Can We Formally Verify Neural PDE Surrogates? SMT Compilation of Small Fourier Neural Operators
For researchers needing formal guarantees on neural PDE surrogates, this work makes the soundness-scalability tradeoff explicit and identifies bottlenecks for verification of production-scale models.
The authors show that Fourier Neural Operators (FNOs) with fixed weights and grid are piecewise-linear and can be exactly encoded in Z3's linear real arithmetic. On 10 small FNO surrogates for 1D advection-diffusion-reaction, the exact encoding yields sound proofs or counterexamples for most queries, while the frozen encoding scales to larger grids but loses soundness.
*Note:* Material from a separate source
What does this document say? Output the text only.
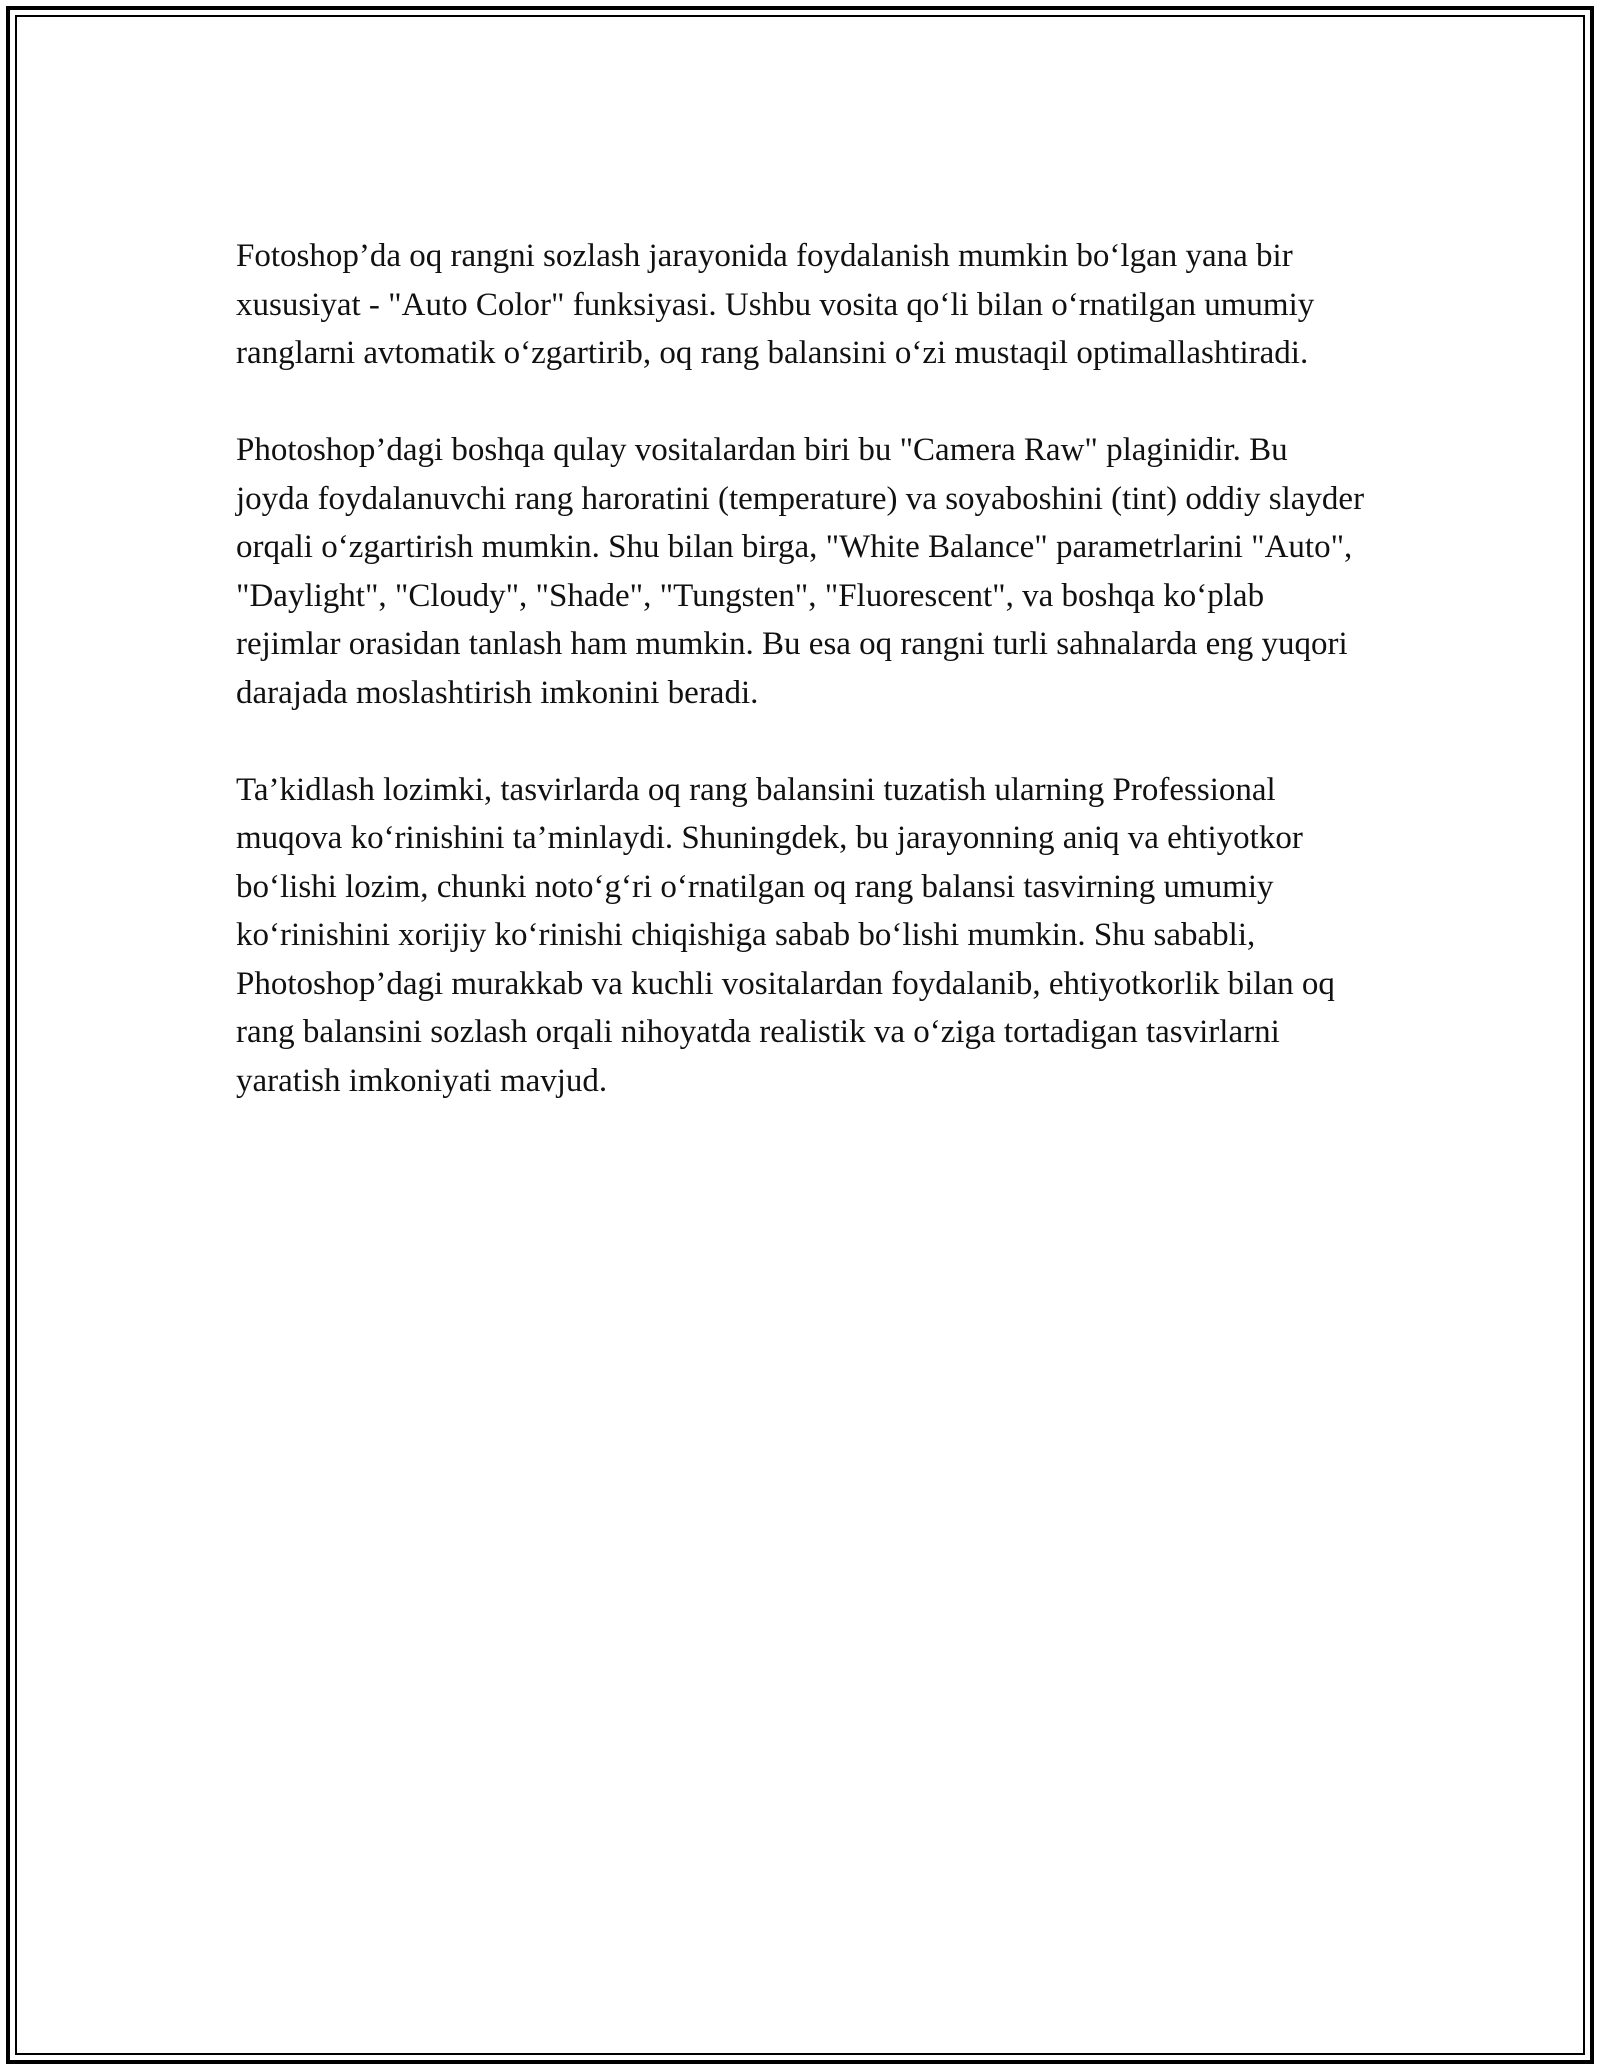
Fotoshop’da oq rangni sozlash jarayonida foydalanish mumkin bo‘lgan yana bir xususiyat - "Auto Color" funksiyasi. Ushbu vosita qo‘li bilan o‘rnatilgan umumiy ranglarni avtomatik o‘zgartirib, oq rang balansini o‘zi mustaqil optimallashtiradi.

Photoshop’dagi boshqa qulay vositalardan biri bu "Camera Raw" plaginidir. Bu joyda foydalanuvchi rang haroratini (temperature) va soyaboshini (tint) oddiy slayder orqali o‘zgartirish mumkin. Shu bilan birga, "White Balance" parametrlarini "Auto", "Daylight", "Cloudy", "Shade", "Tungsten", "Fluorescent", va boshqa ko‘plab rejimlar orasidan tanlash ham mumkin. Bu esa oq rangni turli sahnalarda eng yuqori darajada moslashtirish imkonini beradi.

Ta’kidlash lozimki, tasvirlarda oq rang balansini tuzatish ularning Professional muqova ko‘rinishini ta’minlaydi. Shuningdek, bu jarayonning aniq va ehtiyotkor bo‘lishi lozim, chunki noto‘g‘ri o‘rnatilgan oq rang balansi tasvirning umumiy ko‘rinishini xorijiy ko‘rinishi chiqishiga sabab bo‘lishi mumkin. Shu sababli, Photoshop’dagi murakkab va kuchli vositalardan foydalanib, ehtiyotkorlik bilan oq rang balansini sozlash orqali nihoyatda realistik va o‘ziga tortadigan tasvirlarni yaratish imkoniyati mavjud.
Fourier Neural Operators (FNOs) can greatly accelerate PDE simulation, but they are often used without formal guarantees that they preserve basic physical structure. We show that, once the trained weights and grid are fixed, the spectral convolution in an FNO is a linear map. As a result, the full forward pass is piecewise-linear and can be represented exactly in Z3's linear real arithmetic. We study two encodings. The exact encoding compiles the spectral convolution into a dense matrix multiplication, which is sound for both proofs and counterexamples. The lighter frozen encoding replaces the spectral path with a constant, making it faster but approximate. On 10 small FNO surrogates for 1D advection-diffusion-reaction (85 to 117 parameters, grids 8 to 32), the exact encoding gives 2 sound positivity proofs on linear (ReLU-free) models, 5 sound positivity counterexamples, and 10 sound mass-violation counterexamples; the remaining 3 positivity queries on ReLU models time out. For mass non-increase, Z3 finds worse counterexamples than both gradient-based falsification and Monte Carlo on 7 of 10 models. The frozen encoding scales to grid size 64 with sub-second positivity checks, but it no longer provides certificates for the original FNO. Overall, the results make the soundness--scalability tradeoff explicit and point to what is needed for formal verification of production-scale neural operators.